The rumors were true. The U.S. Space Force is changing how it awards space launch contracts -- and for a certain segment of the space stock market, this is very good news indeed.

For the past six months, rumors have swirled about a major shakeup in the Space Force's National Security Space Launch (NSSL) program. Inaugurated in 2018 with $2.2 billion in government subsidies to design and build a fleet of new space rockets, then expanded in 2020 into a $5.5 billion launch procurement program funding rocket launches through 2027, NSSL is gearing up now to award billions of dollars of new "Phase 3" contracts for government space launch services.

Unlike in previous competitions, however, the new contracts will be divided into two "lanes," one for up-and-coming rocket launch companies like Rocket Lab (RKLB 0.27%), Virgin Orbit (VORB), and Blue Origin, and a second for big incumbent space launch providers such as SpaceX, Boeing (BA -2.87%) and Lockheed Martin (LMT -0.20%).

Lane 1: Calling new space companies

Space Force's emphasis on adding new space companies to its roster of launch providers can perhaps be detected in its decision to first draft a "request for proposals" (RFP) from these kinds of smaller providers.  

According to the first draft RFP, "Lane 1" of the NSSL Phase 3 competition will establish an umbrella value for contracts, which will then be awarded on an indefinite delivery, indefinite quantity (IDIQ) basis -- i.e., parceled out among multiple contractors on an as-needed basis. Space Force didn't say exactly how big this umbrella will be (how many millions or billions of dollars it will be worth). It did note, though, that the IDIQ award will run for five years, with the potential to be extended for five more years (a decade-long run in total), and that new defense contractors may be added to its library of contact contenders every year throughout the contract.  

This suggests that while Lane 1 will first be populated by smaller rocket companies that already have operational, flight-proven rockets -- such as Rocket Lab and Virgin Orbit, for example -- there's also the potential for companies still fine-tuning their rockets, such as ABL, Blue Origin, Firefly, and others, to join in the fun later on.

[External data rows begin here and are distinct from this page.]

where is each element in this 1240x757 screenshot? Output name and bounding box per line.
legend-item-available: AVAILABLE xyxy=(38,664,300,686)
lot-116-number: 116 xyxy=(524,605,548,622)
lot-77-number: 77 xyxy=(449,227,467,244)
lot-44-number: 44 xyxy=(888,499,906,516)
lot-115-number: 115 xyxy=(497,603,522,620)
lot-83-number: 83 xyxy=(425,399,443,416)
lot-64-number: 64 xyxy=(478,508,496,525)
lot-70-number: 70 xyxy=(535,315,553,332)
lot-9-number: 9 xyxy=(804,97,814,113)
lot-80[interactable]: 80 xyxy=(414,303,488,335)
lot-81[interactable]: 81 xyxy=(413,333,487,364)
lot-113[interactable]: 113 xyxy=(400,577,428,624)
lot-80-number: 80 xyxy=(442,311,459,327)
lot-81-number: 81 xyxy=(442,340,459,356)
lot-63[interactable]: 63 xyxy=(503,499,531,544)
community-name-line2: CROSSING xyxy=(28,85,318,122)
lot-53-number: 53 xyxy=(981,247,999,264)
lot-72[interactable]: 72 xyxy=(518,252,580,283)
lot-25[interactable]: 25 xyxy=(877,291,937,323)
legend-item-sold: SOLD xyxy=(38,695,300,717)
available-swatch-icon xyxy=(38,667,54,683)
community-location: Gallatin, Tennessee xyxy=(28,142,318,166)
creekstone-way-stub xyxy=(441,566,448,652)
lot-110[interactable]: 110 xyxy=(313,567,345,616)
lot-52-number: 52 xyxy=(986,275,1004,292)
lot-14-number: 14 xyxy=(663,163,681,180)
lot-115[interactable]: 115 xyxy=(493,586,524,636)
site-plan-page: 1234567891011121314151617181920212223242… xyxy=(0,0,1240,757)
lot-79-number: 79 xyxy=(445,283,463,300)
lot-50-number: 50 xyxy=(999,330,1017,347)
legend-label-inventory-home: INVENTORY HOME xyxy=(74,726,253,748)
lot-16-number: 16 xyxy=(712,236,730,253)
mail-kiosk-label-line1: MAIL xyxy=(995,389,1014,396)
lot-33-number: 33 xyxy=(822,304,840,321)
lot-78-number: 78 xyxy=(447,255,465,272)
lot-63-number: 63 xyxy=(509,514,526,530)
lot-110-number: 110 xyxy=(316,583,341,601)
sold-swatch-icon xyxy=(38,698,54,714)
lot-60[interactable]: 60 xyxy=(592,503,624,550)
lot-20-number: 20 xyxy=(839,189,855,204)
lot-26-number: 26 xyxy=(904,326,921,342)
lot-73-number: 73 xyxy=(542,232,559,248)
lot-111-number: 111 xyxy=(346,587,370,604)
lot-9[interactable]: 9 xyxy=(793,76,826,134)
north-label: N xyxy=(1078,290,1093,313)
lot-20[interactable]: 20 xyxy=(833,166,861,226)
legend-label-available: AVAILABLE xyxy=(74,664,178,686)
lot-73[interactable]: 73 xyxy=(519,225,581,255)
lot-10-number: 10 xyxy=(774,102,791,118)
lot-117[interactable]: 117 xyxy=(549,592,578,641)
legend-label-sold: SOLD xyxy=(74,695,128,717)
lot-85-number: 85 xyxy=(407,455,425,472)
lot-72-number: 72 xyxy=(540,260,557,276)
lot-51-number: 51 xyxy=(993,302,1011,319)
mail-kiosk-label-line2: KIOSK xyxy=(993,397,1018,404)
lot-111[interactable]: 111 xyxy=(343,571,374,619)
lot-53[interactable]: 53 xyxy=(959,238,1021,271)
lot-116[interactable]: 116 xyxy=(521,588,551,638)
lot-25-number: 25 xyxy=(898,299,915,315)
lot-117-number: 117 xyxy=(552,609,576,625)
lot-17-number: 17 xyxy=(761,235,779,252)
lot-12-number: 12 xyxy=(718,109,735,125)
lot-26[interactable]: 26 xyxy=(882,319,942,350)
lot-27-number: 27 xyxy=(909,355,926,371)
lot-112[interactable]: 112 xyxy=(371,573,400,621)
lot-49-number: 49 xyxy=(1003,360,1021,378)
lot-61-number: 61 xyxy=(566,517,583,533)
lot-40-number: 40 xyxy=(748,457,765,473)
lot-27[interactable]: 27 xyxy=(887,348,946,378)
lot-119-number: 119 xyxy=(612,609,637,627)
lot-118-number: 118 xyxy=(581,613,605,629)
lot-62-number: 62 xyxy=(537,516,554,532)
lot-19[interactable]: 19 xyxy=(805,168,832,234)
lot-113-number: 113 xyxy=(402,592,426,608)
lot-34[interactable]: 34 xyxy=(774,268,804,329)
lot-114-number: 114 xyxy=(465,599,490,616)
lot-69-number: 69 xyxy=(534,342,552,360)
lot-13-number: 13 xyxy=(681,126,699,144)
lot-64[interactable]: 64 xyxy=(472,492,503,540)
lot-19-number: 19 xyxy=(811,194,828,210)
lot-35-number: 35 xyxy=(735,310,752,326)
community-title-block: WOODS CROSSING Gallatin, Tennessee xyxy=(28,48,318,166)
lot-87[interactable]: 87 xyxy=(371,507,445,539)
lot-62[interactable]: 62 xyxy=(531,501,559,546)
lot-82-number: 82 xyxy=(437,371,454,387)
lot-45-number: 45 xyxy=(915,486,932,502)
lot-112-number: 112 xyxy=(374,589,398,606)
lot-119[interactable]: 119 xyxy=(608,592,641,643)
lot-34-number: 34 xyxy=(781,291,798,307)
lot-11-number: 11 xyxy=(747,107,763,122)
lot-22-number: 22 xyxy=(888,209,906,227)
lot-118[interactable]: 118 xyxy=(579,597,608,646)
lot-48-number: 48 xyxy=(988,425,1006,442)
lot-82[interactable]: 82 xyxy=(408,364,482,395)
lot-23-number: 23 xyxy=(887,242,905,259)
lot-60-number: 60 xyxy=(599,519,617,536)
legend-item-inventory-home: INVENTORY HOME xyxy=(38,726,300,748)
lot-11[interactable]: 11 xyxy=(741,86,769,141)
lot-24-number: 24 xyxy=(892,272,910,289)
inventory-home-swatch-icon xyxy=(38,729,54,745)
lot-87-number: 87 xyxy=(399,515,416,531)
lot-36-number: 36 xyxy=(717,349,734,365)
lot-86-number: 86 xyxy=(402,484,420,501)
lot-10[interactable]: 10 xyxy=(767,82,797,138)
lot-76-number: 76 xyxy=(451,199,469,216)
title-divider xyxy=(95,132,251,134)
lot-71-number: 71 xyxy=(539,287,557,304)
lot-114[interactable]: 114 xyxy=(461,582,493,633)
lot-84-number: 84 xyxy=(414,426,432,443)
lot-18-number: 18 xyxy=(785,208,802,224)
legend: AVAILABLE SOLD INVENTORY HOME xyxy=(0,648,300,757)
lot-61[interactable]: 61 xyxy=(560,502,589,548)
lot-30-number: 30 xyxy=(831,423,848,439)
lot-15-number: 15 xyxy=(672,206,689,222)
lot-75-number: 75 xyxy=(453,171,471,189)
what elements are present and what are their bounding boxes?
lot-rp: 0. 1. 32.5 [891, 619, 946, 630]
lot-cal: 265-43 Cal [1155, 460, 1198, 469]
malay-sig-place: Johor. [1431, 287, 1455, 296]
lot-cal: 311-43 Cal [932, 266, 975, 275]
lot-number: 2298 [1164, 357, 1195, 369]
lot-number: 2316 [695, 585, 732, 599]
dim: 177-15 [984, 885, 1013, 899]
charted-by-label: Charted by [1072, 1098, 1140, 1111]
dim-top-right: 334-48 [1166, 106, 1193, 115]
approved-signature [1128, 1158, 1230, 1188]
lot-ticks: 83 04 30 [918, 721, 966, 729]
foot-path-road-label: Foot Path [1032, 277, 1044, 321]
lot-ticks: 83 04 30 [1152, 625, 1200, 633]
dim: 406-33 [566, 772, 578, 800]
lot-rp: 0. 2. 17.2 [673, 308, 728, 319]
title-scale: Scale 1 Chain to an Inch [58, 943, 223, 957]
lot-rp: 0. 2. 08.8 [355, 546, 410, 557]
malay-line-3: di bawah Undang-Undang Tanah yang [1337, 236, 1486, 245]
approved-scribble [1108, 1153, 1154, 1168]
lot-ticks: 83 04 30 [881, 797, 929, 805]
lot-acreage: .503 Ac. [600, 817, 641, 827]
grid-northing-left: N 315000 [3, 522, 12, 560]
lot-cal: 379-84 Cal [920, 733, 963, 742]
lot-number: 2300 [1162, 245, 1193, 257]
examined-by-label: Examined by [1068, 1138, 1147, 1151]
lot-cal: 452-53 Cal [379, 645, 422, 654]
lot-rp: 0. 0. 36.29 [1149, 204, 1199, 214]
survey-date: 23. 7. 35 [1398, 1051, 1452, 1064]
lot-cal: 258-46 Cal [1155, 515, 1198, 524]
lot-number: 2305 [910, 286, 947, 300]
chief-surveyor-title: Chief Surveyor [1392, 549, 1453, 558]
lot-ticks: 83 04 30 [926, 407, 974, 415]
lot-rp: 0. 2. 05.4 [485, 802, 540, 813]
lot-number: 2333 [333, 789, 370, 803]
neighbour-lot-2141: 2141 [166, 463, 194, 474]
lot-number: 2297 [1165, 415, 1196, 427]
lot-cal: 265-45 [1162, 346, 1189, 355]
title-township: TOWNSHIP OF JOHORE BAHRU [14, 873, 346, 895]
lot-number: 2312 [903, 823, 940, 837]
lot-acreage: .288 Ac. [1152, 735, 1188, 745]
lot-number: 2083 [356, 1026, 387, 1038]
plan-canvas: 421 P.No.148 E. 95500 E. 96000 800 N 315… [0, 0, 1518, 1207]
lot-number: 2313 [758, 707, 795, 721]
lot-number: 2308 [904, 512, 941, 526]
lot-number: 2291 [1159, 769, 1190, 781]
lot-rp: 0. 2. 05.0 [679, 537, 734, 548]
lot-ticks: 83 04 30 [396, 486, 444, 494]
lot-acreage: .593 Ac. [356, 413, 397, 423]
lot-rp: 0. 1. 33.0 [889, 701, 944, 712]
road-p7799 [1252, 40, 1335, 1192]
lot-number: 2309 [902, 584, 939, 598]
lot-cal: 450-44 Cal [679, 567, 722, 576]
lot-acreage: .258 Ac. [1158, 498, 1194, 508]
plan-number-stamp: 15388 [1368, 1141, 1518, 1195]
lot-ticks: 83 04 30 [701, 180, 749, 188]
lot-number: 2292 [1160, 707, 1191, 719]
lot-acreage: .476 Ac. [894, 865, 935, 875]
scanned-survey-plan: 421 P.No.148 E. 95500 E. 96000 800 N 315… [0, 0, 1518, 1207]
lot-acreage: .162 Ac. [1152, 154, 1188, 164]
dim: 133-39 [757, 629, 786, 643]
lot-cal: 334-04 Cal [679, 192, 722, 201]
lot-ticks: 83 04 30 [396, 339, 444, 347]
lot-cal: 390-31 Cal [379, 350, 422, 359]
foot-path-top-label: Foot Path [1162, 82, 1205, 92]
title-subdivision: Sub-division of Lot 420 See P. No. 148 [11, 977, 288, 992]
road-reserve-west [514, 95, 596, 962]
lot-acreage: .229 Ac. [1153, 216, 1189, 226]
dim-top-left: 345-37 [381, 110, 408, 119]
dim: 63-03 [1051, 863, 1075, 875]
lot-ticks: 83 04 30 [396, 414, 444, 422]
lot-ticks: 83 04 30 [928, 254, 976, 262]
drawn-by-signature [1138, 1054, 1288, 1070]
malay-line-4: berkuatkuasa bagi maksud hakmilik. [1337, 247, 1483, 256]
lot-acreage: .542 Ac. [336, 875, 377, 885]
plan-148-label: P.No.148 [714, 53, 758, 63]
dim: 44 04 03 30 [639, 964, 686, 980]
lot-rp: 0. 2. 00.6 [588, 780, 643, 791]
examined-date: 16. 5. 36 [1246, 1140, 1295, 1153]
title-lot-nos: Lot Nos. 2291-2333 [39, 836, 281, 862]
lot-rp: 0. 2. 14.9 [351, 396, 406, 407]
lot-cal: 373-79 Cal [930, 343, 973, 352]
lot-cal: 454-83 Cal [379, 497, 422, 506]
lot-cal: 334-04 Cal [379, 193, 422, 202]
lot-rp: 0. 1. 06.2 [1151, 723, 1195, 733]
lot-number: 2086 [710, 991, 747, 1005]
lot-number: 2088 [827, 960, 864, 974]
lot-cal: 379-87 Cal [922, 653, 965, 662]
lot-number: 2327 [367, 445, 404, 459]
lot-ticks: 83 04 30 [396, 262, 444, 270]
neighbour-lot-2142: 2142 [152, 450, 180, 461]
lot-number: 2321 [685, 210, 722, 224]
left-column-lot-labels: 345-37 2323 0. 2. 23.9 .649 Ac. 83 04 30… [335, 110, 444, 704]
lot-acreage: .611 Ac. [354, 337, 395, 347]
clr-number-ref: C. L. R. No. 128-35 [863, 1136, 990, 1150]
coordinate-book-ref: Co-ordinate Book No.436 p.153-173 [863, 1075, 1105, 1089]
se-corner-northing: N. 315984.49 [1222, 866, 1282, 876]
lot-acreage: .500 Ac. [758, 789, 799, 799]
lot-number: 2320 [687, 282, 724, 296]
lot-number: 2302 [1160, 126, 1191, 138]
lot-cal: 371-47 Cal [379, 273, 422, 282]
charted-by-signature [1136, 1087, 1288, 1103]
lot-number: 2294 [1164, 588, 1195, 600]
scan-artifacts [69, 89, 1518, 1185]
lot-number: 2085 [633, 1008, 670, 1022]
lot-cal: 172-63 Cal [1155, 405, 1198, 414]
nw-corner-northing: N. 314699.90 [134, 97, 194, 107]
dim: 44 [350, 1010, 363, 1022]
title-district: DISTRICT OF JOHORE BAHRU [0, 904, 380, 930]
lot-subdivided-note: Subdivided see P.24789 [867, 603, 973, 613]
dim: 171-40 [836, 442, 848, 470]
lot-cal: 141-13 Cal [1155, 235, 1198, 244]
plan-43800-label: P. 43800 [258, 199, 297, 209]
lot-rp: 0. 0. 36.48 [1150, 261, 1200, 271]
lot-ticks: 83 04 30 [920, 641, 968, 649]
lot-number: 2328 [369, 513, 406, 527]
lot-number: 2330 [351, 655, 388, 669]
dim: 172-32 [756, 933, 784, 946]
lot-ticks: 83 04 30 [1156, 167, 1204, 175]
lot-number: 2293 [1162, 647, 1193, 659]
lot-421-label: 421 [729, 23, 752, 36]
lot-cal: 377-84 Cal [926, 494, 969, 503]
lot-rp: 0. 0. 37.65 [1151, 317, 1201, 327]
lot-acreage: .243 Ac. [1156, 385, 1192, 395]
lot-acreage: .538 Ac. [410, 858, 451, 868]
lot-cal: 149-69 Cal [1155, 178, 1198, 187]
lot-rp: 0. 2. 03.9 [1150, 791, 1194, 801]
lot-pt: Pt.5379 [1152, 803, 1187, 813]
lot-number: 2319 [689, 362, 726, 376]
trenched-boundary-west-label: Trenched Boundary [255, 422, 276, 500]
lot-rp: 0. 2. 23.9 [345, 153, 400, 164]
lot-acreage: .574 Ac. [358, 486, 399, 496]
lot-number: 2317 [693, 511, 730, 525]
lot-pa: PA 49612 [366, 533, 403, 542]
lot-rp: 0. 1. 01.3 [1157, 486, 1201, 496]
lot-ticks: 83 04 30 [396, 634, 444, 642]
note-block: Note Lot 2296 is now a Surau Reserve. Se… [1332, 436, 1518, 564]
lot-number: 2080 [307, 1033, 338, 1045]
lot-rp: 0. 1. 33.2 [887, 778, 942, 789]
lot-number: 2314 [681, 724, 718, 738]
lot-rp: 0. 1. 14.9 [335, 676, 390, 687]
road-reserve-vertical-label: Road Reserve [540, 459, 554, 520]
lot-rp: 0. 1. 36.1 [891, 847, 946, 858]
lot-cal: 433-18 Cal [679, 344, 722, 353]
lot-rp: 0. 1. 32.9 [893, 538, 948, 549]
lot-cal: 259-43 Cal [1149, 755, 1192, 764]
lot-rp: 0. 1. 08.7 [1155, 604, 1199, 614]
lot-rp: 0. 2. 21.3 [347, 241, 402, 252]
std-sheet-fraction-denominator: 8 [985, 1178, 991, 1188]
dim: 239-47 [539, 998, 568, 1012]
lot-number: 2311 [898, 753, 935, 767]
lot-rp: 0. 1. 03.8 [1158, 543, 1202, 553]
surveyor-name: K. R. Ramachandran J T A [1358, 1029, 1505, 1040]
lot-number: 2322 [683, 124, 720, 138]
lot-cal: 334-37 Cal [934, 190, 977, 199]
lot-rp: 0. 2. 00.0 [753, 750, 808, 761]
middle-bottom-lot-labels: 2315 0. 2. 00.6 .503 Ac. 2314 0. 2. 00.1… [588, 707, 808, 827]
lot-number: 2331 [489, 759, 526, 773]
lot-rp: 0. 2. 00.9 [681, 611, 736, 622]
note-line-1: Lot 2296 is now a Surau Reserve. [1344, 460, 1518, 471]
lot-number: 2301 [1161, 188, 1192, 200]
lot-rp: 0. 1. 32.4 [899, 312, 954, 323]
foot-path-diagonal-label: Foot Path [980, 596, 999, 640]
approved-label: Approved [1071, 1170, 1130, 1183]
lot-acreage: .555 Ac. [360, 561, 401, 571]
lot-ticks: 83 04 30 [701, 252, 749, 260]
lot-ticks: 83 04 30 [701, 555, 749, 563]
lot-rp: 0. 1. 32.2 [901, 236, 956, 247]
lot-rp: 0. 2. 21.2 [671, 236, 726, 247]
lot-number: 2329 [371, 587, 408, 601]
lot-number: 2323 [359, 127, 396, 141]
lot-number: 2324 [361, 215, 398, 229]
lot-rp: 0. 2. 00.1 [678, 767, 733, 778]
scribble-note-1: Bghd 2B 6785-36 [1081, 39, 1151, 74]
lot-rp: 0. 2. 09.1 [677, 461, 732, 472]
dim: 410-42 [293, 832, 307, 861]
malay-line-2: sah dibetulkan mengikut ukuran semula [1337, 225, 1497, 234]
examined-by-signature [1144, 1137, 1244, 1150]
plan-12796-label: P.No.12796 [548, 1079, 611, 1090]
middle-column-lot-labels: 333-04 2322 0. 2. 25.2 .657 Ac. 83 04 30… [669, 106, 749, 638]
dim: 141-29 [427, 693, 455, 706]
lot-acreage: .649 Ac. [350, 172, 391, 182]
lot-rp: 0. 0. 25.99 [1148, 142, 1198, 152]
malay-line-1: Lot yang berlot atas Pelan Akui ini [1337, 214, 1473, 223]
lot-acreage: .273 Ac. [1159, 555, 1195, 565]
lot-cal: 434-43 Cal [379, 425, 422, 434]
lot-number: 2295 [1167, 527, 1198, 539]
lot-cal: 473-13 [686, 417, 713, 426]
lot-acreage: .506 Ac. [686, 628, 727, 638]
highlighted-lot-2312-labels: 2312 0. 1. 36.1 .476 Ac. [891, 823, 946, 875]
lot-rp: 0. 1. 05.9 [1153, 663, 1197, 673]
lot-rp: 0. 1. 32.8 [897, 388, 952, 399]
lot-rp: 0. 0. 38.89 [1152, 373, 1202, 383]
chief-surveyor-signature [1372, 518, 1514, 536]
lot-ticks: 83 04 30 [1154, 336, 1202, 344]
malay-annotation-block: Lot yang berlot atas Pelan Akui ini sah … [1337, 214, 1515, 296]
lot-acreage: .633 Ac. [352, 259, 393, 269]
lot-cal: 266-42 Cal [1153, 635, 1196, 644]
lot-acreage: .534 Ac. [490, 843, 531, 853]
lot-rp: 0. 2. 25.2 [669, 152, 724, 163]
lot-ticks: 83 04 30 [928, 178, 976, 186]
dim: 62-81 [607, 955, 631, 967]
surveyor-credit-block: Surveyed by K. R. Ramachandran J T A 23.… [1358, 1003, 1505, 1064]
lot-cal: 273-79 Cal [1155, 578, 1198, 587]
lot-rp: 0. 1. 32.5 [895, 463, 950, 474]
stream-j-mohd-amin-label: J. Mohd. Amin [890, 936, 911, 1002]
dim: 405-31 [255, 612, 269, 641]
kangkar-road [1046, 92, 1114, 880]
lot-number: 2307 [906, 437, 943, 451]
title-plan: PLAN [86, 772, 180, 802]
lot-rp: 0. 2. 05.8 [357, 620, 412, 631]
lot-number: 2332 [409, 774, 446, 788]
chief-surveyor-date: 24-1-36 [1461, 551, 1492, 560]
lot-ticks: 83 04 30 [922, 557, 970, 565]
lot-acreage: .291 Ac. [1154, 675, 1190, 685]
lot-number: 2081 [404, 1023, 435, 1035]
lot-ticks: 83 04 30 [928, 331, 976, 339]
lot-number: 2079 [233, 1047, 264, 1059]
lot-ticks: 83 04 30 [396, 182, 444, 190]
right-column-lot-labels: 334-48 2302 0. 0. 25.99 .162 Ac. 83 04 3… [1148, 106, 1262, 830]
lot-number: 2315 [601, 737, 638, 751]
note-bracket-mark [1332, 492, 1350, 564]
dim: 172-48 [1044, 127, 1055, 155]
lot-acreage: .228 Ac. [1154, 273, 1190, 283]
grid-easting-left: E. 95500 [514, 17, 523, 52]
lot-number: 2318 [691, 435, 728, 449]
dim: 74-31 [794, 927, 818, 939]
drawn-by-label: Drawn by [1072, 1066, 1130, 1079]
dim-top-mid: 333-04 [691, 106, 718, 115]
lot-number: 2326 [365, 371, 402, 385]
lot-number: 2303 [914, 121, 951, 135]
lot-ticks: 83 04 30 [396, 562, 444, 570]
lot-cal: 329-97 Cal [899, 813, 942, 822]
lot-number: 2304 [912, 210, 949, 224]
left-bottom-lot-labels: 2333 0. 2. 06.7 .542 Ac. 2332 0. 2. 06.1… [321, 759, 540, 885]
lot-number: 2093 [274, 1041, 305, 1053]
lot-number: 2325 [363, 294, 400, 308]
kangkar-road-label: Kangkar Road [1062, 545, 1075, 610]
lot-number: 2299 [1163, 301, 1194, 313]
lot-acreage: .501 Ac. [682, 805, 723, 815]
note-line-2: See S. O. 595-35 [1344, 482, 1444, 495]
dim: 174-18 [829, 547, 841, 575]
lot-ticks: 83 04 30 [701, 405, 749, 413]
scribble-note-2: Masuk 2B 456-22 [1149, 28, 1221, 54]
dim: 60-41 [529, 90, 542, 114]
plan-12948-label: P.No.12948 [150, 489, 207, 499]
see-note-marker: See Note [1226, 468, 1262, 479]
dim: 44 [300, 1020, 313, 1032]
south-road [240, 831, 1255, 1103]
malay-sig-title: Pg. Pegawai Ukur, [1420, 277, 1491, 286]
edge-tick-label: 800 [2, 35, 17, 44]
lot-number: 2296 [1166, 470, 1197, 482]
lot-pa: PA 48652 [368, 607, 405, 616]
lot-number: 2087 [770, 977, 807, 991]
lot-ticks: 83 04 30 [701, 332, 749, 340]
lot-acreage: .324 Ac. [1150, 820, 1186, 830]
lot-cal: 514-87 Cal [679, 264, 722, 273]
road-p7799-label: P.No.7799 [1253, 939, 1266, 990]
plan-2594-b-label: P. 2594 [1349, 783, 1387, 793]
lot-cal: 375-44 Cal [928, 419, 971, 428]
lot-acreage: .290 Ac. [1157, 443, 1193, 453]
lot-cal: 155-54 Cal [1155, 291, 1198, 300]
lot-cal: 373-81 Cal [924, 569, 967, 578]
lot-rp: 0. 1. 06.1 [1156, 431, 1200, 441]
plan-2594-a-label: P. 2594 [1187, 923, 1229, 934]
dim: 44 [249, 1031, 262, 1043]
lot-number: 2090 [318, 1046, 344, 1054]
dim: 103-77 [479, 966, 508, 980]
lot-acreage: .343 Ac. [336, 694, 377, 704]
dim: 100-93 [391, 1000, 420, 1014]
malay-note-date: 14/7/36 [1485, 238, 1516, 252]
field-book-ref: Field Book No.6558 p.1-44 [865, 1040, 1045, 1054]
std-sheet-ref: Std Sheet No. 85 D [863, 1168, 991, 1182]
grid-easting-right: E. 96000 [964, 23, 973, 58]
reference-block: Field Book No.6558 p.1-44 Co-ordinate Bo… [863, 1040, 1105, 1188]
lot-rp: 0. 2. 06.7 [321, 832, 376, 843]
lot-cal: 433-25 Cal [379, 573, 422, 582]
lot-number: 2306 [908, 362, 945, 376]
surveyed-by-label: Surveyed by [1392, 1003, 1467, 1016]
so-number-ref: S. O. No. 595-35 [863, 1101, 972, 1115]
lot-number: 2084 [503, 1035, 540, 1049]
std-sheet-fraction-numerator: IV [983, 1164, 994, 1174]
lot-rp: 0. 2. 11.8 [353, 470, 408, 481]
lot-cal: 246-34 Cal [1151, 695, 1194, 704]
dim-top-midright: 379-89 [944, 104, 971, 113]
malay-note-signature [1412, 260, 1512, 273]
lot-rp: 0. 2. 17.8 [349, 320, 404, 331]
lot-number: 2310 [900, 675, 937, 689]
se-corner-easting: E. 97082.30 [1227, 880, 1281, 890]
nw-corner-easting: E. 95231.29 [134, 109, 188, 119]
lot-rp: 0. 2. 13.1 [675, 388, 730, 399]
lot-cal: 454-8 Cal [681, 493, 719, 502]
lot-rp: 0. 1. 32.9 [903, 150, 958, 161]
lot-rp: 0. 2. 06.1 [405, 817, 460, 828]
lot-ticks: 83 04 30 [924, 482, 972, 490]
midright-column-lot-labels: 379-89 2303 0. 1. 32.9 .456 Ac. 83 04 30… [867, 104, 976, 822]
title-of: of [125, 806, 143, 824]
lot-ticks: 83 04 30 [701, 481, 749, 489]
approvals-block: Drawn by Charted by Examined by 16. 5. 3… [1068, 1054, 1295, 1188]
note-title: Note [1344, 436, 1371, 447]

Lane 2: Round up the usual suspects

In contrast, Lane 2 is going to feel a lot more familiar. Just as in the last "Phase 2" contest, only two winners will populate Lane 2. And just as in Phase 2, their two contracts will be awarded for a five-year term.

The Lane 2 RFP speaks of "risk reduction" activities, "first-time missions of a specific space vehicle," and potential "new entrant" launch vehicles as well -- all suggestive of a free and open competition in which any space company can bid. Regardless, the fact that SpaceX and United Launch Alliance (the joint venture between Boeing and Lockheed) have vacuumed up national security space launch contracts for the better part of a decade makes it all but certain that these are the companies who will win the (only) two Lane 2 contracts available.

Again, at this early stage in the game, Space Force isn't saying how much Lane 2 will be worth. But if Phase 3 is anything like Phase 2, it's a safe bet the number will stretch well into the billions of dollars.

What happens next

As I say, NSSL Phase 3 is just starting to rev up, with a lot of details still uncertain -- and likely to remain uncertain for some time. Space Force won't even have its two RFPs in final form until the third quarter of this year. Furthermore, Space Force doesn't plan to announce the contract winners until the fourth quarter of 2024.

For investors, though, that's not necessarily a bad thing. With Lane 2's winners essentially a foregone conclusion, the real race, and the real opportunity for investors, lies in Lane 1. And there, procrastination may be the better part of profit. The longer Space Force waits to make its decisions, the longer Rocket Lab has to finish the development of its new Neutron launch vehicle, for example, and the longer Blue Origin has to finish its New Glenn rocket -- improving each company's ability to win a piece of the Lane 1 pie.

And, of course, it won't hurt if Space Force confines SpaceX and ULA to Lane 2, leaving Lane 1 wide open for new space companies to join. Long-term, this new approach that Space Force is pioneering should also help these new space companies find their stride, and grow their businesses, to a size where they can compete head-to-head with SpaceX and ULA in future launch contract contests.

Granted, more competition may ultimately mean lower profit margins for the incumbent space giants SpaceX and ULA. But it will mean lower costs for taxpayers -- and more opportunities for investors to invest in space.